En Chile, el presidente Gabriel Boric, sufrió el domingo una durísima derrota. Boric quiso aprobar una nueva Constitución porque la que se elaboró en el gobierno anterior no tenía respaldo popular. Y quería una Constitución a la medida de su programa. Impuso un constituyente pero resultó que los ganadores fueron la derecha y la ultraderecha, a un nivel tal que incluso las fuerzas de izquierda, juntas, podrían perder hasta el derecho de veto. Un desastre.
La semana pasada recordábamos una entrevista de Gustavo Petro a El País, donde el mandatario colombiano reconocía que “el cambio es más difícil de lo que pensábamos”. Y es que Petro también quiso imponer una serie de medidas que van desde la paz con narcotraficantes y guerrilleros hasta cambiar la naturaleza militar de la policía nacional, pasando por una reforma agraria sin consenso. Lo único que logró es que se dispara la producción de cocaína a nivel récord, que las negociaciones de paz estén estancadas, que no haya reforma agraria y que la coalición que lo llevó al poder, así como su gabinete, se rompieran. El cambio, efectivamente, es difícil.
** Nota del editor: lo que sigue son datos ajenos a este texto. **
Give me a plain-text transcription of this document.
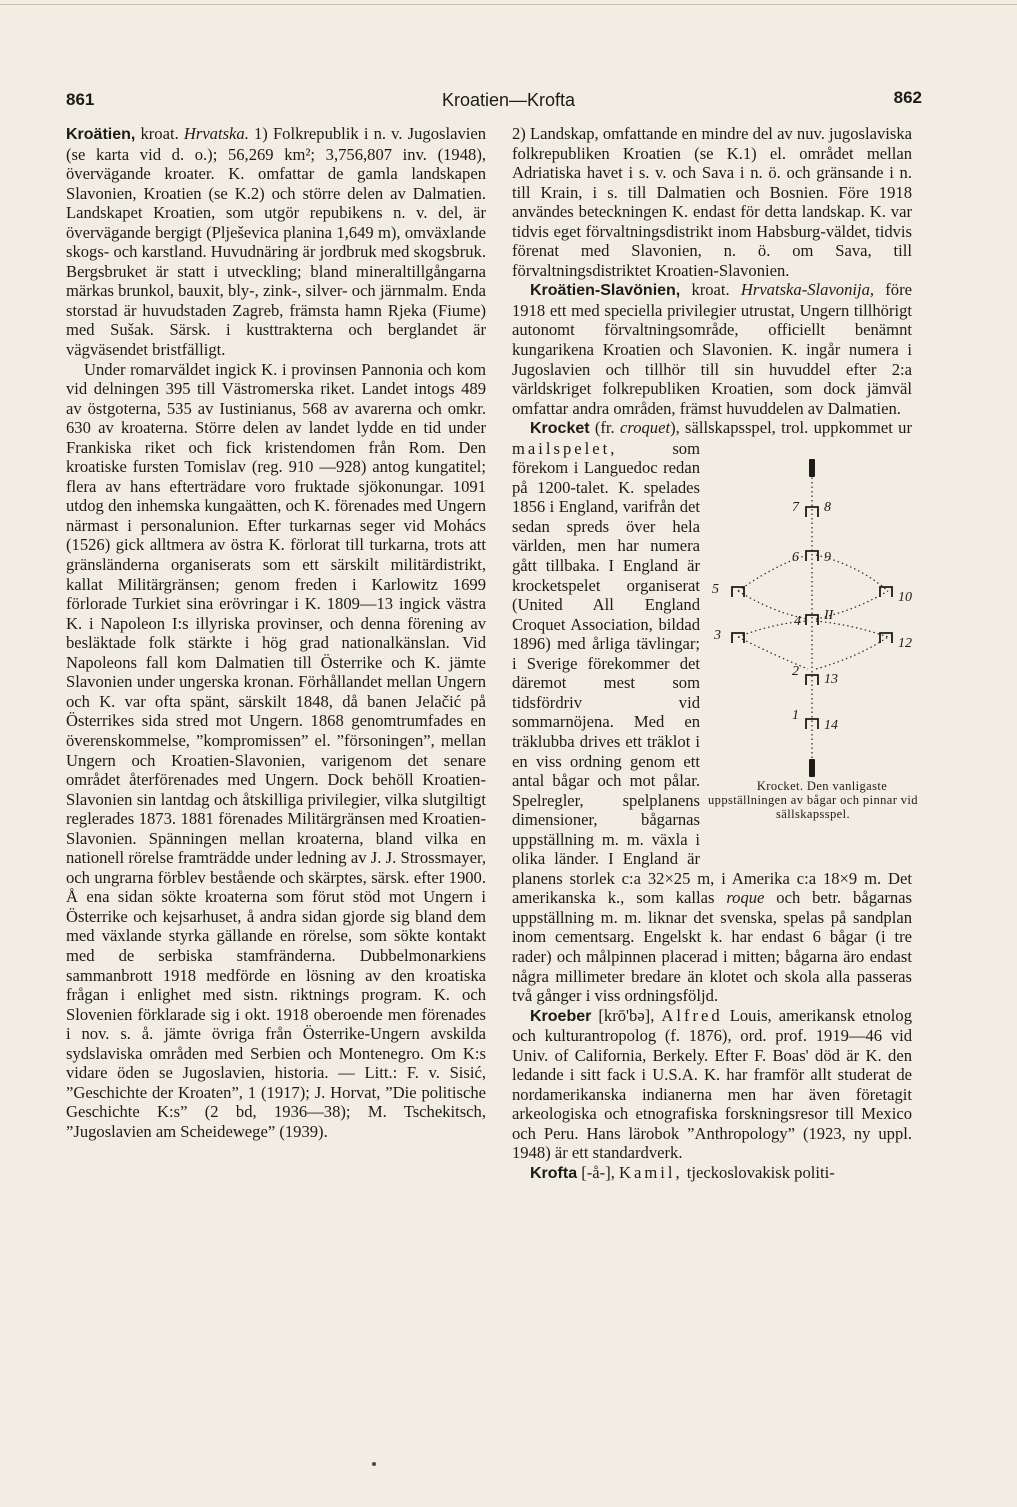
861	Kroatien—Krofta	862

Kroätien, kroat. Hrvatska. 1) Folkrepublik i n. v. Jugoslavien (se karta vid d. o.); 56,269 km²; 3,756,807 inv. (1948), övervägande kroater. K. omfattar de gamla landskapen Slavonien, Kroatien (se K.2) och större delen av Dalmatien. Landskapet Kroatien, som utgör repubikens n. v. del, är övervägande bergigt (Plješevica planina 1,649 m), omväxlande skogs- och karstland. Huvudnäring är jordbruk med skogsbruk. Bergsbruket är statt i utveckling; bland mineraltillgångarna märkas brunkol, bauxit, bly-, zink-, silver- och järnmalm. Enda storstad är huvudstaden Zagreb, främsta hamn Rjeka (Fiume) med Sušak. Särsk. i kusttrakterna och berglandet är vägväsendet bristfälligt.

Under romarväldet ingick K. i provinsen Pannonia och kom vid delningen 395 till Västromerska riket. Landet intogs 489 av östgoterna, 535 av Iustinianus, 568 av avarerna och omkr. 630 av kroaterna. Större delen av landet lydde en tid under Frankiska riket och fick kristendomen från Rom. Den kroatiske fursten Tomislav (reg. 910 —928) antog kungatitel; flera av hans efterträdare voro fruktade sjökonungar. 1091 utdog den inhemska kungaätten, och K. förenades med Ungern närmast i personalunion. Efter turkarnas seger vid Mohács (1526) gick alltmera av östra K. förlorat till turkarna, trots att gränsländerna organiserats som ett särskilt militärdistrikt, kallat Militärgränsen; genom freden i Karlowitz 1699 förlorade Turkiet sina erövringar i K. 1809—13 ingick västra K. i Napoleon I:s illyriska provinser, och denna förening av besläktade folk stärkte i hög grad nationalkänslan. Vid Napoleons fall kom Dalmatien till Österrike och K. jämte Slavonien under ungerska kronan. Förhållandet mellan Ungern och K. var ofta spänt, särskilt 1848, då banen Jelačić på Österrikes sida stred mot Ungern. 1868 genomtrumfades en överenskommelse, ”kompromissen” el. ”försoningen”, mellan Ungern och Kroatien-Slavonien, varigenom det senare området återförenades med Ungern. Dock behöll Kroatien-Slavonien sin lantdag och åtskilliga privilegier, vilka slutgiltigt reglerades 1873. 1881 förenades Militärgränsen med Kroatien-Slavonien. Spänningen mellan kroaterna, bland vilka en nationell rörelse framträdde under ledning av J. J. Strossmayer, och ungrarna förblev bestående och skärptes, särsk. efter 1900. Å ena sidan sökte kroaterna som förut stöd mot Ungern i Österrike och kejsarhuset, å andra sidan gjorde sig bland dem med växlande styrka gällande en rörelse, som sökte kontakt med de serbiska stamfränderna. Dubbelmonarkiens sammanbrott 1918 medförde en lösning av den kroatiska frågan i enlighet med sistn. riktnings program. K. och Slovenien förklarade sig i okt. 1918 oberoende men förenades i nov. s. å. jämte övriga från Österrike-Ungern avskilda sydslaviska områden med Serbien och Montenegro. Om K:s vidare öden se Jugoslavien, historia. — Litt.: F. v. Sisić, ”Geschichte der Kroaten”, 1 (1917); J. Horvat, ”Die politische Geschichte K:s” (2 bd, 1936—38); M. Tschekitsch, ”Jugoslavien am Scheidewege” (1939).

2) Landskap, omfattande en mindre del av nuv. jugoslaviska folkrepubliken Kroatien (se K.1) el. området mellan Adriatiska havet i s. v. och Sava i n. ö. och gränsande i n. till Krain, i s. till Dalmatien och Bosnien. Före 1918 användes beteckningen K. endast för detta landskap. K. var tidvis eget förvaltningsdistrikt inom Habsburg-väldet, tidvis förenat med Slavonien, n. ö. om Sava, till förvaltningsdistriktet Kroatien-Slavonien.

Kroätien-Slavönien, kroat. Hrvatska-Slavonija, före 1918 ett med speciella privilegier utrustat, Ungern tillhörigt autonomt förvaltningsområde, officiellt benämnt kungarikena Kroatien och Slavonien. K. ingår numera i Jugoslavien och tillhör till sin huvuddel efter 2:a världskriget folkrepubliken Kroatien, som dock jämväl omfattar andra områden, främst huvuddelen av Dalmatien.

Krocket (fr. croquet), sällskapsspel, trol. uppkommet ur mailspelet,
1
2
3
4
5
6
7 8
9
10
II
12
13
14
Krocket. Den vanligaste uppställningen av bågar och pinnar vid sällskapsspel.
som förekom i Languedoc redan på 1200-talet. K. spelades 1856 i England, varifrån det sedan spreds över hela världen, men har numera gått tillbaka. I England är krocketspelet organiserat (United All England Croquet Association, bildad 1896) med årliga tävlingar; i Sverige förekommer det däremot mest som tidsfördriv vid sommarnöjena. Med en träklubba drives ett träklot i en viss ordning genom ett antal bågar och mot pålar. Spelregler, spelplanens dimensioner, bågarnas uppställning m. m. växla i olika länder. I England är planens storlek c:a 32×25 m, i Amerika c:a 18×9 m. Det amerikanska k., som kallas roque och betr. bågarnas uppställning m. m. liknar det svenska, spelas på sandplan inom cementsarg. Engelskt k. har endast 6 bågar (i tre rader) och målpinnen placerad i mitten; bågarna äro endast några millimeter bredare än klotet och skola alla passeras två gånger i viss ordningsföljd.

Kroeber [krō'bə], Alfred Louis, amerikansk etnolog och kulturantropolog (f. 1876), ord. prof. 1919—46 vid Univ. of California, Berkely. Efter F. Boas' död är K. den ledande i sitt fack i U.S.A. K. har framför allt studerat de nordamerikanska indianerna men har även företagit arkeologiska och etnografiska forskningsresor till Mexico och Peru. Hans lärobok ”Anthropology” (1923, ny uppl. 1948) är ett standardverk.

Krofta [-å-], Kamil, tjeckoslovakisk politi-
El presidente López Obrador acaba de decir que él pensaba que podía cambiar al poder judicial, recordemos que nombró a cuatro de los once ministros y tenía por lo menos otros dos que podrían haberlo apoyado. Terminó rompiendo con casi todos. Hoy habla de enviar al congreso en septiembre de 2024, cuando sólo le queden unos días en el poder, una iniciativa para cambiar radicalmente el poder judicial. A mí, me recordó a López Portillo y la nacionalización bancaria, en otro septiembre pero de 1982, otra imposición, ya con presidente electo, que le costó carísimo al país y maniató políticamente a su sucesor.